While the survey showed Japanese companies’ pessimism over the pandemic, Yasushi Tanaka, a former senior vice president with the Japan International Cooperation Agency, said they “should pay more attention to technological innovations and the development of new markets.”


To prevent new infections, 39% of South Korean respondents and 24% of Chinese said more workers will be asked to work from home. The use of online meeting tools offered by Alibaba and other companies has increased sharply in China, while the South Korean government last July announced measures focused on helping companies go digital.


In Japan, there is skepticism about how much work can shift online: Only 9.8% of respondents mentioned an expansion of work from home, while nearly 90% said the status quo will continue. As China and South Korea press ahead with digitization programs to adapt to lifestyle changes brought about by the crisis, calls for a similar effort in Japan are expected to increase.

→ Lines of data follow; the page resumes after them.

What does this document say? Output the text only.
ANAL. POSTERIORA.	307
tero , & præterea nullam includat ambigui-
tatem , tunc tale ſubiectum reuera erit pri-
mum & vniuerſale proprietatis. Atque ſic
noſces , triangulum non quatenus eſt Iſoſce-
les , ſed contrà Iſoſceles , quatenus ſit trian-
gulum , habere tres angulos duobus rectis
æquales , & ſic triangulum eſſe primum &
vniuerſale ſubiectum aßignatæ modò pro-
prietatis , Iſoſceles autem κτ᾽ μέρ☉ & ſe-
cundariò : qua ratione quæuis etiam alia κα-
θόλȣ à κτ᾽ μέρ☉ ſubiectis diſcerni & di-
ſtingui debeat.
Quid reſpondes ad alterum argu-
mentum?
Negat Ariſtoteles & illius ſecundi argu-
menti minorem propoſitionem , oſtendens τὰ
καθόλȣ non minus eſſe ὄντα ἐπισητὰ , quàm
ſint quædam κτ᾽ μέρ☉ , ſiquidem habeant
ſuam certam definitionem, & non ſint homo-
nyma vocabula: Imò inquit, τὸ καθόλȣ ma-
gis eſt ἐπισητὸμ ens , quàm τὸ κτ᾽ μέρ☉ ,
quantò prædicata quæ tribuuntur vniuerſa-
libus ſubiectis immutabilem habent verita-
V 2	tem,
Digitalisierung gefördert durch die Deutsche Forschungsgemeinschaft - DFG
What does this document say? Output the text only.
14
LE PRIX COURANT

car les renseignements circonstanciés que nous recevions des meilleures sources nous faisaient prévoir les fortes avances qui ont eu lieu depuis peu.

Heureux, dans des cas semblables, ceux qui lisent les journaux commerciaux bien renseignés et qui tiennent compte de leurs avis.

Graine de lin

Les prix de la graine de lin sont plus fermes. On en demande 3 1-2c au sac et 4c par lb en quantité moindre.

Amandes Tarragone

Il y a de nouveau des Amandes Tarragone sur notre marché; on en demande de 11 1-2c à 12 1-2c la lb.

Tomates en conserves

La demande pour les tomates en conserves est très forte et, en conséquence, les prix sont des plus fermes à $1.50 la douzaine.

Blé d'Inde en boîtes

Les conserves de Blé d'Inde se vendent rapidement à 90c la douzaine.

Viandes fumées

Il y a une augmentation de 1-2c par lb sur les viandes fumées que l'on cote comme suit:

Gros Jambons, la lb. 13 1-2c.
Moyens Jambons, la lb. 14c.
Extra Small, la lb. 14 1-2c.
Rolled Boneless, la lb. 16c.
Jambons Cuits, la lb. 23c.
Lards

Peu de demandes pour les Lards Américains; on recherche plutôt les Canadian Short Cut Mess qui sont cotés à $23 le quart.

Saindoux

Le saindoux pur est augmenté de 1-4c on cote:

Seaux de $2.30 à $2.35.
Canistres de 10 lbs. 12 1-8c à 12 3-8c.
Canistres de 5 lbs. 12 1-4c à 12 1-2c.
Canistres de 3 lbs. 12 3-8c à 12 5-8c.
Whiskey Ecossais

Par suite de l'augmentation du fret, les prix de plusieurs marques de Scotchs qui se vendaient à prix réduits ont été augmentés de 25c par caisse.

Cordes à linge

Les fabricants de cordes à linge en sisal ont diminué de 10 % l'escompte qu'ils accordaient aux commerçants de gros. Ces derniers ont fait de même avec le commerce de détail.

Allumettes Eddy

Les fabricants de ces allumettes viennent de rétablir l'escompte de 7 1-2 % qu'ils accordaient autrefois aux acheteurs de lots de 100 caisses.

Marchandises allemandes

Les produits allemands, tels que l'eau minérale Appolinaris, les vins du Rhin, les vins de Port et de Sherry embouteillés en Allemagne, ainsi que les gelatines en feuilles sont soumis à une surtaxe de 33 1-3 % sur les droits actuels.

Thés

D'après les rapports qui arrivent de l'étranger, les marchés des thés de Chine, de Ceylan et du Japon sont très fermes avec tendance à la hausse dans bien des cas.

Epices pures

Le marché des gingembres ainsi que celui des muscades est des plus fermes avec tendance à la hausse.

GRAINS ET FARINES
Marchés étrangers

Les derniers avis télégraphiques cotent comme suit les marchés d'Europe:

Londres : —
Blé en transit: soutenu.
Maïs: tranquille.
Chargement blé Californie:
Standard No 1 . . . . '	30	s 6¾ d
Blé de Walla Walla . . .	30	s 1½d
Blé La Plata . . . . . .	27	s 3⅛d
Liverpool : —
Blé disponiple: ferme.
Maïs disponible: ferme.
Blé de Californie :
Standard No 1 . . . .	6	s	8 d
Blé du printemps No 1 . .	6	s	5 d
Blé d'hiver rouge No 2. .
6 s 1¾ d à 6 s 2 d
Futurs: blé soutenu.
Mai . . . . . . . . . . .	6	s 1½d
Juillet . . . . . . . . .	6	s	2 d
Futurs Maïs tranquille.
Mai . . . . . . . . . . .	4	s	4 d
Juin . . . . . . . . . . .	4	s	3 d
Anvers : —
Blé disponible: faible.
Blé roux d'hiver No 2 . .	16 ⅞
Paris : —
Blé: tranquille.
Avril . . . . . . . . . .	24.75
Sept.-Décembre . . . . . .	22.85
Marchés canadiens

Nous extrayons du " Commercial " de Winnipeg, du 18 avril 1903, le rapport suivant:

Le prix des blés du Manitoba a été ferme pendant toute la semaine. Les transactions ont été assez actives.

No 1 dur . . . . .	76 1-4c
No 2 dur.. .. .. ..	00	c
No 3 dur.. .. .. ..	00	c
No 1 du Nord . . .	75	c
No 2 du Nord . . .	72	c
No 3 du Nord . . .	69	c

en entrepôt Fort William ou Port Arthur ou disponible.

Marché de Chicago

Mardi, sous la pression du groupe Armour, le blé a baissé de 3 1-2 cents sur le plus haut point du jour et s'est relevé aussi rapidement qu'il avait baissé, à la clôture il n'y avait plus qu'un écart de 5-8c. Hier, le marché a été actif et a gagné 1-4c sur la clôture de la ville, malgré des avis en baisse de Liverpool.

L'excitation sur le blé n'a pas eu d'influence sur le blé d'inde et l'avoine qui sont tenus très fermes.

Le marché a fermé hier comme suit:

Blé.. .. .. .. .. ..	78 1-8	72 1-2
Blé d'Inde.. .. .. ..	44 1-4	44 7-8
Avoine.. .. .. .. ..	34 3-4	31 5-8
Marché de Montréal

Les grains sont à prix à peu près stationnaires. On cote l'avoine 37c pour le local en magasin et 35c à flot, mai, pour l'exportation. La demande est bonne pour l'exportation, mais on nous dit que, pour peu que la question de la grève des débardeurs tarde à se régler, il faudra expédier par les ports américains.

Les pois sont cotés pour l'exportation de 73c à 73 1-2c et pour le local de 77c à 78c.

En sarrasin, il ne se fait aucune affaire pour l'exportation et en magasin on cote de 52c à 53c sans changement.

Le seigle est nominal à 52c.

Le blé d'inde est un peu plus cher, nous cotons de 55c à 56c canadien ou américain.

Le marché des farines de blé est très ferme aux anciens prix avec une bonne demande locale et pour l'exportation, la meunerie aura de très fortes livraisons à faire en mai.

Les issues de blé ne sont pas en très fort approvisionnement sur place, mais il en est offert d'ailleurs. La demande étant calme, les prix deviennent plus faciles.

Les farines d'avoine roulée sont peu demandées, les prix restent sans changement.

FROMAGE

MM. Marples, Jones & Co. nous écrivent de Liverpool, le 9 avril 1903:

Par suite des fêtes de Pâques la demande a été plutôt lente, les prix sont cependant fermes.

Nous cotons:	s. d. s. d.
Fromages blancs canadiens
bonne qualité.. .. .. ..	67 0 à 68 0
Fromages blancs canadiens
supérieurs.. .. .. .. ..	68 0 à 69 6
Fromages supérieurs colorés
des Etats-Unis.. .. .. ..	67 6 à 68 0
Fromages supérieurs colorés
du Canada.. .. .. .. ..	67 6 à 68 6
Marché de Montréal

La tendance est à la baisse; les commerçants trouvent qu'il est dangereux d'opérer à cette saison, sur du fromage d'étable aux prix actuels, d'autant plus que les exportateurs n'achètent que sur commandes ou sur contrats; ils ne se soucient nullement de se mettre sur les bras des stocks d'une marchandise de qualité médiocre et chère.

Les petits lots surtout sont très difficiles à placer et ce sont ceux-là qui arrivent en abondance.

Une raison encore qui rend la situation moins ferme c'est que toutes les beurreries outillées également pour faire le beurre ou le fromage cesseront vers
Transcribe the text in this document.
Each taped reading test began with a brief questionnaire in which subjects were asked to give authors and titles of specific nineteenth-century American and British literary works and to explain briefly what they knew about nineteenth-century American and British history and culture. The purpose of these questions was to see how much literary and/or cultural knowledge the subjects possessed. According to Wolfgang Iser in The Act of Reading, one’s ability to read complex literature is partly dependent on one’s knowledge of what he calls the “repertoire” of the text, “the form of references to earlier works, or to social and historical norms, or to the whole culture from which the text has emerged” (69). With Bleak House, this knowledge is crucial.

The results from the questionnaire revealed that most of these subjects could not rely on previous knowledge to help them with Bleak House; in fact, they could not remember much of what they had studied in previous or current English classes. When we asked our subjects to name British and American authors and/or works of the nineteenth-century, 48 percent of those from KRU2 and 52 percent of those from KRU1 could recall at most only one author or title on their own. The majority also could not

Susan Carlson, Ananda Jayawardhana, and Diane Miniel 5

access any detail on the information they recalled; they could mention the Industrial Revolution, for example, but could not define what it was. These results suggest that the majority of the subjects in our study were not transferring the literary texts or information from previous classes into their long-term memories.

Asked about plans for capital spending this year, 63% of Chinese business leaders say they plan to boost domestic investment. Around 60% of Japanese and South Korean companies said investment in domestic plant and equipment will level off from the previous year. The finding again mirrors differences in the speed of the recovery in the three countries.


With the pandemic bringing drastic changes to the world economy, Chinese companies are becoming more selective about foreign investment. While 37% say they plan to reduce overseas investment, a plurality of companies surveyed, 38, say they plan to focus their cuts in the U.S. This seems to be a response to the Trump administration’s sanctions.


While Japanese and South Korean companies expect to hold both domestic and overseas investment broadly steady, they plan to spend more in Southeast Asia than elsewhere, as the region has been less badly affected by the coronavirus than the U.S. and Europe.


In addition, expectations for medium- and long-term economic growth in Southeast Asia are strong as the Regional Comprehensive Economic Partnership free trade agreement was signed last year by 15 countries, including Japan, China, South Korea and the 10 members states of the Association of Southeast Asian Nations.


Japanese and South Korean companies may consider Southeast Asia an attractive investment destination because the U.S.-China friction is seen as less of a problem in the region.